Ces événements nous rappellent, comme bon nombre de faits divers déplorés au fil des jours, à quel point les enjeux de santé mentale sont prégnants dans notre pays. C'est d'ailleurs pourquoi M. le Premier ministre a souhaité déclarer la santé mentale grande cause nationale pour 2026,...

M. François Bonhomme. Ah !

Mme Charlotte Parmentier-Lecocq, ministre déléguée. ... comme l'avait fait Michel Barnier pour 2025.

Face à la multiplication des troubles psychiatriques, vous nous demandez les actions concrètes mises en oeuvre par le Gouvernement, particulièrement en direction des jeunes.

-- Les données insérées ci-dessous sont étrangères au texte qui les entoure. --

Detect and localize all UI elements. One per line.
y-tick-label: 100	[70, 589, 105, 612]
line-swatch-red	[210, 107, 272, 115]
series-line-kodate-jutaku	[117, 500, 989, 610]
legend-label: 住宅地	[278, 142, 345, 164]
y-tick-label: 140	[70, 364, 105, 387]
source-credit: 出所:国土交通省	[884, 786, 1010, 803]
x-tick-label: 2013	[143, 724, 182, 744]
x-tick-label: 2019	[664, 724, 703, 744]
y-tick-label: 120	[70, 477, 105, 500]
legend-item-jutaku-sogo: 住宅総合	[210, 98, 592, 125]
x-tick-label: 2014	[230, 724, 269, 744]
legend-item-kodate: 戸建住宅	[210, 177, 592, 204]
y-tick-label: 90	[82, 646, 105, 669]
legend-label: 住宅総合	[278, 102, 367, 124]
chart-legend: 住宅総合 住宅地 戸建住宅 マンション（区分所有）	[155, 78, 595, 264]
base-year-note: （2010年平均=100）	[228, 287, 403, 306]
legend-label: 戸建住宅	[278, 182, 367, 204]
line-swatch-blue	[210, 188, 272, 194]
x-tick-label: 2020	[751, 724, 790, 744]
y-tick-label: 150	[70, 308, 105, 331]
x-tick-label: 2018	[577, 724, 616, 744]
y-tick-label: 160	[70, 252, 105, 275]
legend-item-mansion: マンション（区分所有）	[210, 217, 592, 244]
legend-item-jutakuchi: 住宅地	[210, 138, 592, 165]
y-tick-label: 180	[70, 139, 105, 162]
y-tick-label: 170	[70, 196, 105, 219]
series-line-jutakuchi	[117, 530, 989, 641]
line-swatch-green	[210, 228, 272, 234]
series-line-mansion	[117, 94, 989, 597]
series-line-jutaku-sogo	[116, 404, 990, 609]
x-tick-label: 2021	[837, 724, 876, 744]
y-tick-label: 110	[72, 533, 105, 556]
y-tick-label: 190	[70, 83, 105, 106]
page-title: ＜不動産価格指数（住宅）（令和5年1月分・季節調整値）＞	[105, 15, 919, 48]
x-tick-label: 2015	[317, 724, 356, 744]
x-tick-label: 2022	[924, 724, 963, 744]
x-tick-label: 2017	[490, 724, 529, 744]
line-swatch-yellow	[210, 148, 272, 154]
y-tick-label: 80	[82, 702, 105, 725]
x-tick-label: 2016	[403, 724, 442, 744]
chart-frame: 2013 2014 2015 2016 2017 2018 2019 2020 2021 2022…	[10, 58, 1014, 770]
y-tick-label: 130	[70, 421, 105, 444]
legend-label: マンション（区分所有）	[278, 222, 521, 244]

Tout d'abord, j'insiste sur le fait que les crédits consacrés à la santé mentale augmentent. Dans le cas de la réforme du financement de la psychiatrie, huit régions ont ainsi bénéficié d'un rattrapage financier : la Guadeloupe en fait partie. À ce titre, 12 millions d'euros ont été alloués aux territoires ultramarins.

Ces moyens viendront soutenir les établissements publics de santé mentale, qui, vous l'avez rappelé, ont bien besoin de notre aide, notamment en Guadeloupe. Mais, dans ce domaine, nous restons placés face à un véritable défi humain : il faut recruter un certain nombre de professionnels - psychiatres, infirmiers ou encore psychologues. Or, dans ce secteur, la pénurie de soignants est durable, ce qui entraîne un certain nombre de difficultés. Mais l'État se mobilise : en témoignent divers dispositifs destinés à renforcer l'attractivité de ces métiers.

En outre, plusieurs dispositions ont été prises en direction des plus jeunes. Nous renforçons notamment les maisons des adolescents, le développement des équipes mobiles de pédopsychiatrie et l'intervention des professionnels de santé mentale en milieu scolaire. Nous déployons, en parallèle, le dispositif de repérage précoce.

M. le président. Madame la ministre, il faut conclure.

Mme Charlotte Parmentier-Lecocq, ministre déléguée. Madame la sénatrice, voilà quelques exemples de moyens mis à disposition pour répondre aux enjeux de santé mentale, en particulier en Guadeloupe. (Applaudissements sur les travées du groupe RDPI. - M. Marc Laménie applaudit également.)